Abstract:
LMNA gene mutation can cause muscular dystrophy, and post-translational modification plays a critical role in regulating its function. Here, we identify that lamin A is palmitoylated at cysteine 522, 588, and 591 residues, which are reversely catalyzed by palmitoyltransferase zinc finger DHHC-type palmitoyltransferase 5 (ZDHHC5) and depalmitoylase α/β hydrolase domain 7 (ABHD7). Furthermore, the metabolite lactate promotes palmitoylation of lamin A by inhibiting the interaction between it and ABHD7. Interestingly, low-level palmitoylation of lamin A promotes, whereas high-level palmitoylation of lamin A inhibits, murine myoblast differentiation.

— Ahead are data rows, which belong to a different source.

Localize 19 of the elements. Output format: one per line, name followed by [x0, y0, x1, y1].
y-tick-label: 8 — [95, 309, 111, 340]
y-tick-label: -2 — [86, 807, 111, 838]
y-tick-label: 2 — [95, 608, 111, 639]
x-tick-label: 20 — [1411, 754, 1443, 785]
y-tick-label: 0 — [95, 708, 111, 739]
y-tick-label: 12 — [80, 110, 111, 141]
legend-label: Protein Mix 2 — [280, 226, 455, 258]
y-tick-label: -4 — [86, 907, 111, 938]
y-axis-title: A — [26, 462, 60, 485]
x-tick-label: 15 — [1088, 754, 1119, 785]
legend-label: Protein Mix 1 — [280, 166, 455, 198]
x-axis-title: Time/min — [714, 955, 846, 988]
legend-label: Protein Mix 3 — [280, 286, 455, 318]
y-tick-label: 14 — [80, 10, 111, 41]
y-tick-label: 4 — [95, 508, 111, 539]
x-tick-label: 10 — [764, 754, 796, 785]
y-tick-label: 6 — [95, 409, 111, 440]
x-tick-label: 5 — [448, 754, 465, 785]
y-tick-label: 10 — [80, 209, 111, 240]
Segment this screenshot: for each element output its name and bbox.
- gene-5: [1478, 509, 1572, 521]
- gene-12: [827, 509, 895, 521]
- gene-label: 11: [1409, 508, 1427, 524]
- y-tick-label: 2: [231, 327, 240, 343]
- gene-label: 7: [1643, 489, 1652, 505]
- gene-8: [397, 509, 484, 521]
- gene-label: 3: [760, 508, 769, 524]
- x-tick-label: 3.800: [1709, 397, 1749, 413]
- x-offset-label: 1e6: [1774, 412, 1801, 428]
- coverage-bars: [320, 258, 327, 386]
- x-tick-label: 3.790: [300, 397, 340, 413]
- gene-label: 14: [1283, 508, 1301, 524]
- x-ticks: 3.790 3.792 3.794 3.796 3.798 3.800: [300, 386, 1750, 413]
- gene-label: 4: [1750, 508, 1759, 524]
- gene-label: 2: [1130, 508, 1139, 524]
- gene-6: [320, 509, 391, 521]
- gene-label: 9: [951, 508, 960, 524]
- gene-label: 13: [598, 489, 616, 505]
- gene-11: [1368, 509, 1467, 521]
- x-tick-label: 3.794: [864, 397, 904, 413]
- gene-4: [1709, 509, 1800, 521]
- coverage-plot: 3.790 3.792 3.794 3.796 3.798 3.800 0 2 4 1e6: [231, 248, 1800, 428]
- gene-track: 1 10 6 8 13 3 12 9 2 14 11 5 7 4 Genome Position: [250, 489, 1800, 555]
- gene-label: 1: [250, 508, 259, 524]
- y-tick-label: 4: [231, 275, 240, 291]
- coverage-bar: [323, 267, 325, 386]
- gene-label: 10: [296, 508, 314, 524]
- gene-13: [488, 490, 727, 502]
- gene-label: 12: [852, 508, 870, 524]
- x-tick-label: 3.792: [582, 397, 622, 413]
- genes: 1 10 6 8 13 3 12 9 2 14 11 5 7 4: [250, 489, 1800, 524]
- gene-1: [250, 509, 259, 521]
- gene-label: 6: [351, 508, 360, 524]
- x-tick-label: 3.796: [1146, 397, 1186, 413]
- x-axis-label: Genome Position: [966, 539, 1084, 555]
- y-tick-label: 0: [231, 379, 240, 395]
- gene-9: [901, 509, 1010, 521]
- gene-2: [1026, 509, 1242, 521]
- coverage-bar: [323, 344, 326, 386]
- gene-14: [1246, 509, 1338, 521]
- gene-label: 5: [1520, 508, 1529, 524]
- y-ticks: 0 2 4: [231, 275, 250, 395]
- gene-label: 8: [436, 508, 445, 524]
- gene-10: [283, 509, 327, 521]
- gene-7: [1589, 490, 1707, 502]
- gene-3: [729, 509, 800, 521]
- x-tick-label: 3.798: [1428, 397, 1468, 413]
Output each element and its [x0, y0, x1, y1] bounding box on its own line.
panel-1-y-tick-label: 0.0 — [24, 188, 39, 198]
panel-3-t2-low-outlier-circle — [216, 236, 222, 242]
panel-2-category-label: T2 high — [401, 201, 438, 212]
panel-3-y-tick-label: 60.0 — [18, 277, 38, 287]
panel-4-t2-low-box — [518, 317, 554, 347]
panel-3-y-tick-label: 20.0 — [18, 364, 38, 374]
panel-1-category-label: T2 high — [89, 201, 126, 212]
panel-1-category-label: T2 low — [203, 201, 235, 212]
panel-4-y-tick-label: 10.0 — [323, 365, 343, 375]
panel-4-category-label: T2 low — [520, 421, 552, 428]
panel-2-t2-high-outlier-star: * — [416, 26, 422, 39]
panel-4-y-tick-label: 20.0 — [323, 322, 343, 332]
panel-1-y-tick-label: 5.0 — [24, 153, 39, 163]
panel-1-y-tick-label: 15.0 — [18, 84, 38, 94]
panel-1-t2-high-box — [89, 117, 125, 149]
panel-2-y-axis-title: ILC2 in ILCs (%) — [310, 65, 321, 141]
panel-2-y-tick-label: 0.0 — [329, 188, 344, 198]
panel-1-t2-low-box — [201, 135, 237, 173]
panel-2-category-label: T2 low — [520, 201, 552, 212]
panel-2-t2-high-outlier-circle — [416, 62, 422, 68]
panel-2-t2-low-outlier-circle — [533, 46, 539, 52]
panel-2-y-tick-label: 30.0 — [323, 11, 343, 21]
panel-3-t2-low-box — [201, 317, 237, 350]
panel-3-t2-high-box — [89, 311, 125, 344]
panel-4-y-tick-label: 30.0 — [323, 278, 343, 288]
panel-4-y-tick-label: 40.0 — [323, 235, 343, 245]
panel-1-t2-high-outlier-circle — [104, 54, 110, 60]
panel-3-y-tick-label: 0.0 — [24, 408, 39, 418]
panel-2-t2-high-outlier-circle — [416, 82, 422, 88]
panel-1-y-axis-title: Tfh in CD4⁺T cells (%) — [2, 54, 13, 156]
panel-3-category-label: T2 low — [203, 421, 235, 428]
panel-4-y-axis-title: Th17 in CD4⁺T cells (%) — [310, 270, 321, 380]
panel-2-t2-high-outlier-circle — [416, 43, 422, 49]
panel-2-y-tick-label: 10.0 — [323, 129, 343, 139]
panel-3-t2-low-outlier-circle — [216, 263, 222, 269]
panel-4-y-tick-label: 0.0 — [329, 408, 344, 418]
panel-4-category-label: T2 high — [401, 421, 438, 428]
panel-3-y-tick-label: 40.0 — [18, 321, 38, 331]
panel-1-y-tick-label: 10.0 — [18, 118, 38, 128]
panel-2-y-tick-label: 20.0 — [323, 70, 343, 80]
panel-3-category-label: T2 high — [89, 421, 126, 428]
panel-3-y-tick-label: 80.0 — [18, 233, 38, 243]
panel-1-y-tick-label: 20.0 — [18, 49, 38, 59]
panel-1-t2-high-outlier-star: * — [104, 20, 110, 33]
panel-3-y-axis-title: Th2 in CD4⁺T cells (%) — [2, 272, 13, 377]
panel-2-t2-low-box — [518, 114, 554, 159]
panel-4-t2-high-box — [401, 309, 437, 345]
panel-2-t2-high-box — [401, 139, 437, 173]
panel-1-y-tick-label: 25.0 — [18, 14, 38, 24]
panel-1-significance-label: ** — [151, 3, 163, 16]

Together, these observations suggest that ABHD7-mediated depalmitoylation of lamin A controls myoblast differentiation.
摘要:
LMNA基因突变可引起肌营养不良,翻译后修饰在调节其功能中起着关键作用。这里,我们确定层粘连蛋白A在半胱氨酸522、588和591个残基处被棕榈酰化,它们由棕榈酰基转移酶锌指DHHC型棕榈酰基转移酶5(ZDHHC5)和脱棕榈酰基转移酶α/β水解酶结构域7(ABHD7)反向催化。此外,代谢产物乳酸通过抑制层粘连蛋白A与ABHD7之间的相互作用来促进层粘连蛋白A的棕榈酰化。有趣的是,层粘连蛋白A的低水平棕榈酰化促进,而高水平的层粘连蛋白A的棕榈酰化抑制,小鼠成肌细胞分化。一起,这些观察结果表明,ABHD7介导的层粘连蛋白A的脱棕榈酰化控制成肌细胞分化。